Com estimativa de perda de 50% da população em cinco anos, Instituto de Conservação de Animais Silvestres (ICAS) convoca moradores e trabalhadores do campo para identificar redutos do menor tatu do Centro-Oeste
O destino de um dos animais mais emblemáticos do Brasil corre contra o tempo nas planícies pantaneiras.
Por isso, pesquisadores do Instituto de Conservação de Animais Silvestres (ICAS) lançaram um questionário nacional com o objetivo de localizar os últimos refúgios do tatu-bola em Mato Grosso do Sul.
Dessa forma, a iniciativa busca não apenas mapear a presença da espécie, mas fundamentar estratégias de preservação urgentes para evitar sua extinção.
Isso porque a vulnerabilidade do animal é acentuada por suas características biológicas.
Ao contrário de outros tatus, o tatu-bola não cava tocas profundas e possui baixa velocidade de deslocamento.

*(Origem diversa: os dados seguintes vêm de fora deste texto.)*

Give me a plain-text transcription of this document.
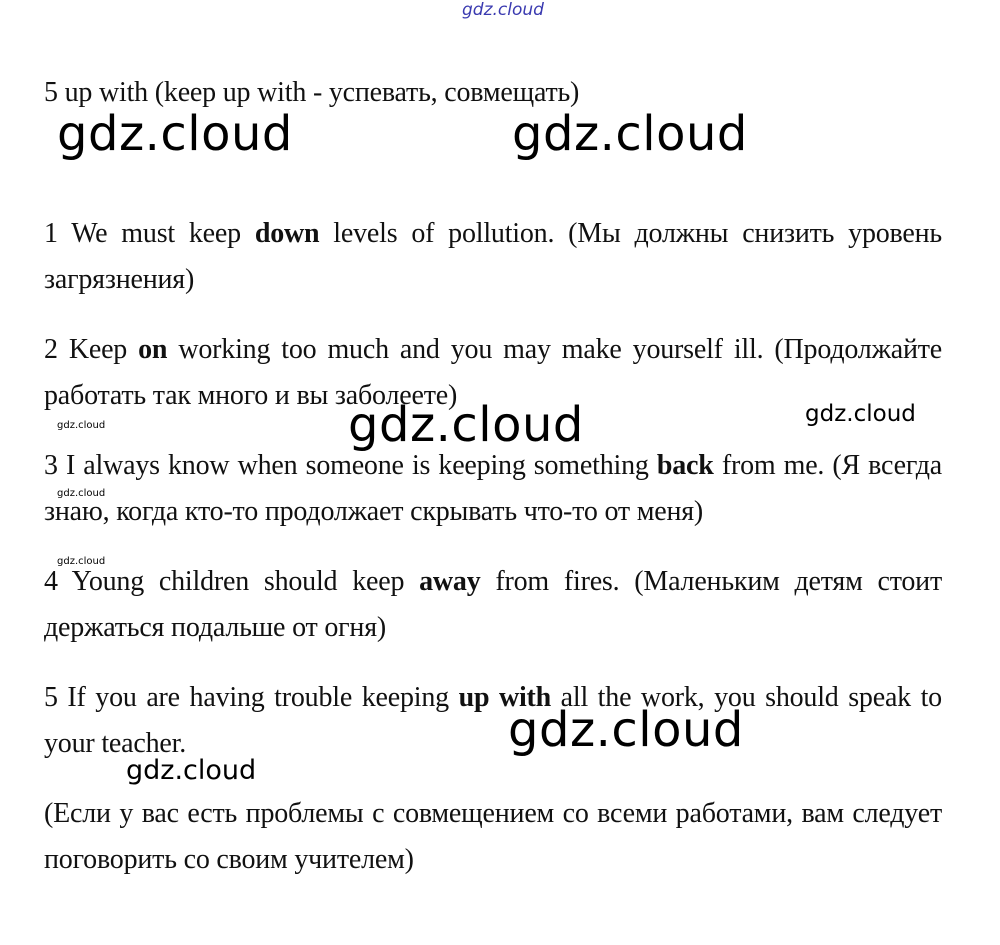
5 up with (keep up with - успевать, совмещать)

1 We must keep down levels of pollution. (Мы должны снизить уровень загрязнения)

2 Keep on working too much and you may make yourself ill. (Продолжайте работать так много и вы заболеете)

3 I always know when someone is keeping something back from me. (Я всегда знаю, когда кто-то продолжает скрывать что-то от меня)

4 Young children should keep away from fires. (Маленьким детям стоит держаться подальше от огня)

5 If you are having trouble keeping up with all the work, you should speak to your teacher.

(Если у вас есть проблемы с совмещением со всеми работами, вам следует поговорить со своим учителем)

gdz.cloud
gdz.cloud	gdz.cloud
gdz.cloud
gdz.cloud
gdz.cloud
gdz.cloud
gdz.cloud
gdz.cloud
gdz.cloud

Então, quando se sente ameaçado, ele se enrola sobre o próprio corpo, uma estratégia eficiente contra predadores naturais, mas fatal diante do avanço dos incêndios florestais.
O impacto das chamas e do desmatamento
Sob o aspecto ambiental, os números são alarmantes.
Estimativas do ICAS indicam que o Pantanal pode ter perdido metade de sua população de tatu-bola nos últimos cinco anos.
Em contrapartida às defesas naturais da espécie, o fogo não oferece chance de fuga para o animal que, ao se assustar, acaba se tornando uma vítima fácil das queimadas.
Desta forma, a degradação do habitat surge como o segundo grande vilão.
Para começar, há a conversão de pastagens, quando áreas antes destinadas à pecuária extensiva estão dando lugar a monoculturas de soja e eucalipto.
Assim como a fragmentação de habitat, pois a substituição da vegetação nativa dificulta a sobrevivência e o deslocamento da espécie, mesmo em locais historicamente povoados por ela.
E mais, atualmente, os registros mais consistentes em MS concentram-se na região da Serra do Amolar, na divisa com Mato Grosso e a fronteira boliviana.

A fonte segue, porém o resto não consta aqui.